L’atto d’indirizzo del 1° luglio 2025 contiene chiarimenti di estrema rilevanza pratica per le frequenti contestazioni mosse dagli uffici (e dalle procure) in tema di indebite compensazioni di crediti d’imposta (si veda «Il Sole 24 Ore» di martedì e di ieri).
Il documento fa seguito alle nuove definizioni di «credito inesistente» e «credito non spettante» introdotte dal Dlgs 87/2024 (decreto delegato sulle sanzioni) nel Dlgs 74/2000. L’aspetto forse più significativo trattato dall’atto di indirizzo attiene al trattamento da ricondurre alle situazioni in cui il credito deriva da costi effettivamente sostenuti e attività svolte, ma venga comunque contestata l’indebita compensazione per carenza di requisiti sostanziali.
In tali situazioni, in particolare, non era chiaro se risultasse integrata la definizione normativa di credito inesistente «ordinario», ossia il credito per il quale «mancano, in tutto o in parte, i requisiti oggettivi o soggettivi specificamente indicati nella disciplina normativa di riferimento», oppure quella di credito “sostanzialmente” non spettante, vale a dire il credito che «pur in presenza dei requisiti soggettivi e oggettivi specificamente indicati nella disciplina normativa di riferimento è fondato su fatti non rientranti nella disciplina attributiva del credito per difetto di ulteriori elementi o particolari qualità richiesti ai fini del riconoscimento del credito stesso».
La dottrina che aveva commentato la modifica normativa aveva osservato come tali definizioni parevano sovrapporsi, quantomeno teoricamente, in quanto non era chiara l’identificazione dei «fatti non rientranti nella disciplina attributiva del credito per difetto di ulteriori elementi o particolari qualità richiesti ai fini del riconoscimento del credito» che non integravano i requisiti oggettivi specificamente indicati nella disciplina normativa di riferimento.
La soluzione interpretativa proposta dall’atto di indirizzo fa leva sull’avverbio «specificamente» contenuto nella definizione di credito inesistente. In particolare, l’atto d’indirizzo ritiene che i requisiti oggettivi «specificamente indicati nella disciplina normativa di riferimento» siano quelli contenuti nella normativa primaria istitutiva del credito, nonché nelle disposizioni secondarie espressamente richiamate dalla quelle primarie, mentre eventuali ulteriori fonti di dettaglio, come ad esempio manuali tecnici, non assumono rilevanza ai fini del giudizio di inesistenza del credito salvo che la normativa primaria o secondaria operi un rinvio “specifico” a tali fonti.
Coerentemente con la delimitazione in questione della nozione di credito inesistente, è credito non spettante quello per cui risultino carenti ulteriori elementi o qualità individuate dalle fonti tecniche di dettaglio non specificamente richiamate dalla normativa, primaria e secondaria, dell’agevolazione.

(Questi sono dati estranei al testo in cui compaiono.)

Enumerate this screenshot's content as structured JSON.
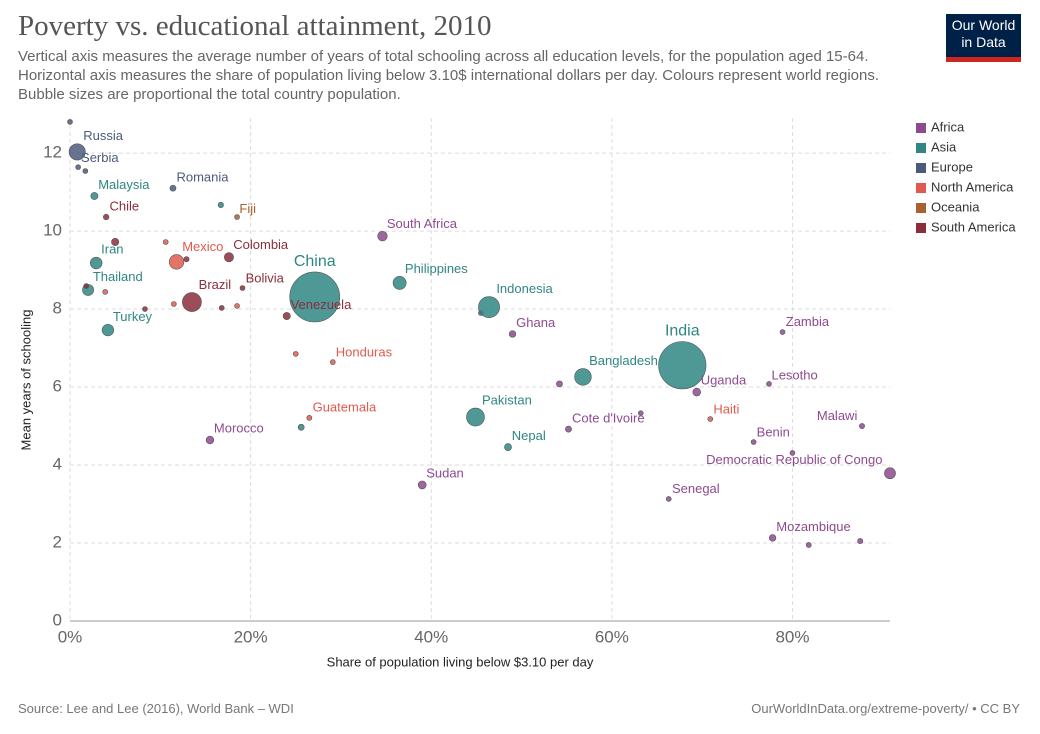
{
  "chart_data": {
    "type": "bubble",
    "title": "Poverty vs. educational attainment, 2010",
    "subtitle": "Vertical axis measures the average number of years of total schooling across all education levels, for the population aged 15-64. Horizontal axis measures the share of population living below 3.10$ international dollars per day. Colours represent world regions. Bubble sizes are proportional the total country population.",
    "x_label": "Share of population living below $3.10 per day",
    "y_label": "Mean years of schooling",
    "source": "Source: Lee and Lee (2016), World Bank – WDI",
    "url": "OurWorldInData.org/extreme-poverty/ • CC BY",
    "logo": "Our World in Data",
    "xlim": [
      0,
      90.8
    ],
    "ylim": [
      0,
      12.9
    ],
    "xticks": [
      {
        "value": 0,
        "label": "0%"
      },
      {
        "value": 20,
        "label": "20%"
      },
      {
        "value": 40,
        "label": "40%"
      },
      {
        "value": 60,
        "label": "60%"
      },
      {
        "value": 80,
        "label": "80%"
      }
    ],
    "yticks": [
      0,
      2,
      4,
      6,
      8,
      10,
      12
    ],
    "grid": true,
    "legend": "top-right",
    "series": [
      {
        "name": "Africa",
        "color": "#8e4a8f",
        "x": [
          34.6,
          49.0,
          78.9,
          69.4,
          77.4,
          87.7,
          55.2,
          75.7,
          90.8,
          66.3,
          39.0,
          15.5,
          77.8,
          81.8,
          87.5,
          54.2,
          63.2,
          80.0,
          45.5
        ],
        "y": [
          9.87,
          7.36,
          7.41,
          5.87,
          6.08,
          5.0,
          4.92,
          4.59,
          3.79,
          3.13,
          3.49,
          4.64,
          2.13,
          1.95,
          2.05,
          6.08,
          5.33,
          4.31,
          7.9
        ],
        "sizes": [
          50,
          24,
          13,
          33,
          2,
          15,
          20,
          9,
          65,
          13,
          34,
          32,
          24,
          14,
          15,
          20,
          8,
          7,
          10
        ],
        "labels": [
          "South Africa",
          "Ghana",
          "Zambia",
          "Uganda",
          "Lesotho",
          "Malawi",
          "Cote d'Ivoire",
          "Benin",
          "Democratic Republic of Congo",
          "Senegal",
          "Sudan",
          "Morocco",
          "Mozambique",
          null,
          null,
          null,
          null,
          null,
          null
        ]
      },
      {
        "name": "Asia",
        "color": "#2f8682",
        "x": [
          27.1,
          67.8,
          46.4,
          36.5,
          56.8,
          44.9,
          48.5,
          2.7,
          2.9,
          2.0,
          4.2,
          16.7,
          25.6
        ],
        "y": [
          8.31,
          6.56,
          8.05,
          8.67,
          6.26,
          5.23,
          4.46,
          10.9,
          9.18,
          8.49,
          7.46,
          10.67,
          4.97
        ],
        "sizes": [
          1340,
          1205,
          240,
          93,
          150,
          174,
          27,
          28,
          74,
          67,
          72,
          16,
          20
        ],
        "labels": [
          "China",
          "India",
          "Indonesia",
          "Philippines",
          "Bangladesh",
          "Pakistan",
          "Nepal",
          "Malaysia",
          "Iran",
          "Thailand",
          "Turkey",
          null,
          null
        ]
      },
      {
        "name": "Europe",
        "color": "#4c5a7c",
        "x": [
          0.8,
          0.9,
          11.4,
          0.0,
          1.7
        ],
        "y": [
          12.03,
          11.64,
          11.1,
          12.8,
          11.54
        ],
        "sizes": [
          143,
          7,
          20,
          5,
          10
        ],
        "labels": [
          "Russia",
          "Serbia",
          "Romania",
          null,
          null
        ]
      },
      {
        "name": "North America",
        "color": "#e05a4e",
        "x": [
          11.8,
          29.1,
          26.5,
          70.9,
          10.6,
          3.9,
          11.5,
          25.0,
          18.5
        ],
        "y": [
          9.21,
          6.64,
          5.21,
          5.18,
          9.72,
          8.44,
          8.13,
          6.85,
          8.08
        ],
        "sizes": [
          114,
          8,
          14,
          10,
          4,
          4,
          6,
          6,
          6
        ],
        "labels": [
          "Mexico",
          "Honduras",
          "Guatemala",
          "Haiti",
          null,
          null,
          null,
          null,
          null
        ]
      },
      {
        "name": "Oceania",
        "color": "#a8612f",
        "x": [
          18.5
        ],
        "y": [
          10.36
        ],
        "sizes": [
          1
        ],
        "labels": [
          "Fiji"
        ]
      },
      {
        "name": "South America",
        "color": "#8b2e3a",
        "x": [
          4.0,
          17.6,
          13.5,
          19.1,
          24.0,
          5.0,
          12.9,
          16.8,
          8.3,
          1.8
        ],
        "y": [
          10.36,
          9.33,
          8.18,
          8.54,
          7.82,
          9.72,
          9.28,
          8.03,
          8.0,
          8.59
        ],
        "sizes": [
          17,
          46,
          195,
          10,
          29,
          29,
          15,
          10,
          6,
          3
        ],
        "labels": [
          "Chile",
          "Colombia",
          "Brazil",
          "Bolivia",
          "Venezuela",
          null,
          null,
          null,
          null,
          null
        ]
      }
    ]
  }
}
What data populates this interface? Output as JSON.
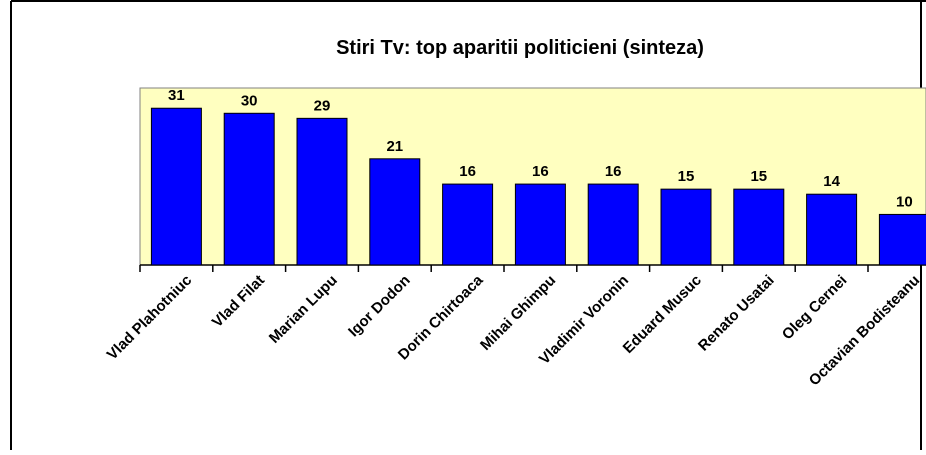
{
  "chart_data": {
    "type": "bar",
    "title": "Stiri Tv: top aparitii politicieni (sinteza)",
    "categories": [
      "Vlad Plahotniuc",
      "Vlad Filat",
      "Marian Lupu",
      "Igor Dodon",
      "Dorin Chirtoaca",
      "Mihai Ghimpu",
      "Vladimir Voronin",
      "Eduard Musuc",
      "Renato Usatai",
      "Oleg Cernei",
      "Octavian Bodisteanu"
    ],
    "values": [
      31,
      30,
      29,
      21,
      16,
      16,
      16,
      15,
      15,
      14,
      10
    ],
    "color": "#0000ff",
    "plot_color": "#ffffc0",
    "ylim": [
      0,
      35
    ],
    "grid": false
  }
}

Seppure l’interpretazione delle disposizioni normative sia, nella pratica, inevitabilmente compenetrata dalle indicazioni provenienti da plurime «fonti di dettaglio» cui tali disposizioni non fanno necessariamente rinvio (basti pensare alle stesse circolari dell’amministrazione finanziaria), l’approccio adottato dall’atto d’indirizzo porta a risultati soddisfacenti in punto di certezza del diritto, ad esempio confinando chiaramente al fenomeno della «non spettanza» le contestazioni avanzate dagli uffici per l’asserita carenza dei requisiti tecnici previsti dai manuali Ocse per l’attività di ricerca e sviluppo, con importanti conseguenze sotto vari profili, dai termini di accertamento alle implicazioni sanzionatorie amministrative e penali.
Conseguenza non irrilevante della qualificazione di tali fattispecie come di non spettanza del credito attiene all’esimente sanzionatoria per il reato di indebita compensazione, prevista per i soli crediti non spettanti, qualora «anche per la natura tecnica delle valutazioni, sussistono condizioni di obiettiva incertezza in ordine agli specifici elementi o alle particolari qualità che fondano la spettanza del credito» (articolo 10-quater, comma 2-bis, del Dlgs 74/2000). Tale esimente potrà, dunque, trovare applicazione in tutte le situazioni di particolare complessità derivante dall’interpretazione delle «fonti di dettaglio» in questione, con una potenziale, significativa limitazione della punibilità dell’indebita compensazione.